Child’s Pose: The Pose of Innocence
For years, I wondered why this posture is called Child’s Pose. Sometimes babies and young children will end up in this posture of rest and even sleep in it. But more to the point, children appear to be at their sweetest and quietest when they’re asleep. And, perhaps never more so than in Child’s Pose.
And so too for us adults. Child’s Pose let’s us curl up, feel safe and let go–especially when supported by soft props.
How to Do It
- Take a kneeling position, knees hip-width apart. Use extra padding under your knees, shins and feet if they feel uncomfortable.
- Place a bolster or crossed bolsters in front of you, between your thighs.
- Bend forward and rest your torso on the bolster(s).
- Let your torso be completely supported by the soft prop(s) and drop your tailbone toward your heels.
- Turn your head to one side with your chin slightly tucked in. If this is not comfortable, rest on your forehead, chin tucked in.
- Place your arms comfortably forward or back toward your feet, whichever is more comfortable.
- Stay in the pose from 3 to 5 minutes, breathing gently and letting your belly relax.

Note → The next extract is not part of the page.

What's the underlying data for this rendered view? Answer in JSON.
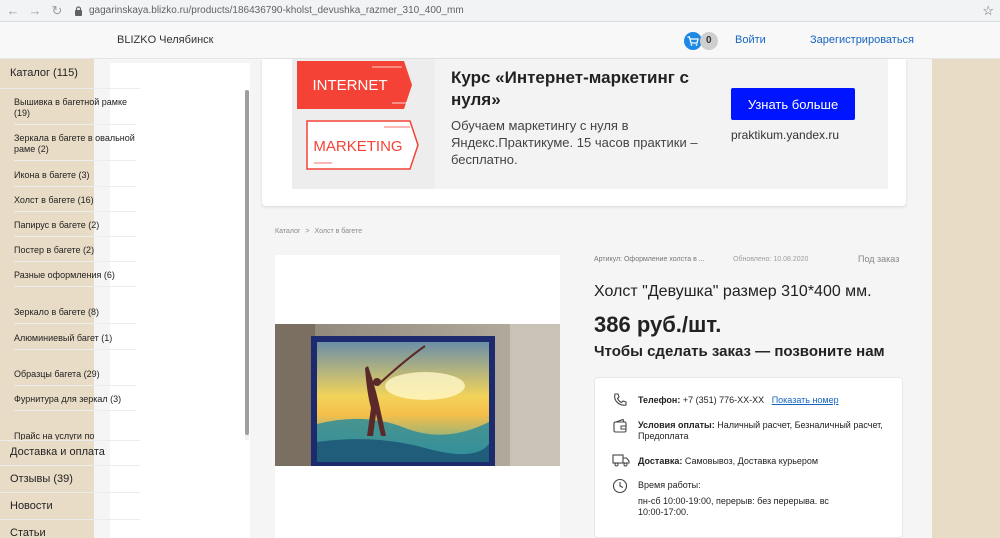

A Kind Option for Sore Knees
If it doesn’t work for you to adopt a kneeling posture, try this. Place two chairs facing each other. Put a couple of cushions on one of the chairs and take a seat on the other. Bend forward and rest your torso on the cushions with your arms also supported. Turn your head to the side or rest on your forehead.
In this variation, you’ll get most of the benefits of the kneeling Child’s Pose with no knee discomfort. Plus, this Child’s Pose helps open your hips in a gentle way. In doing this modified forward bend, you’re counteracting the time you spend driving or sitting at your desk.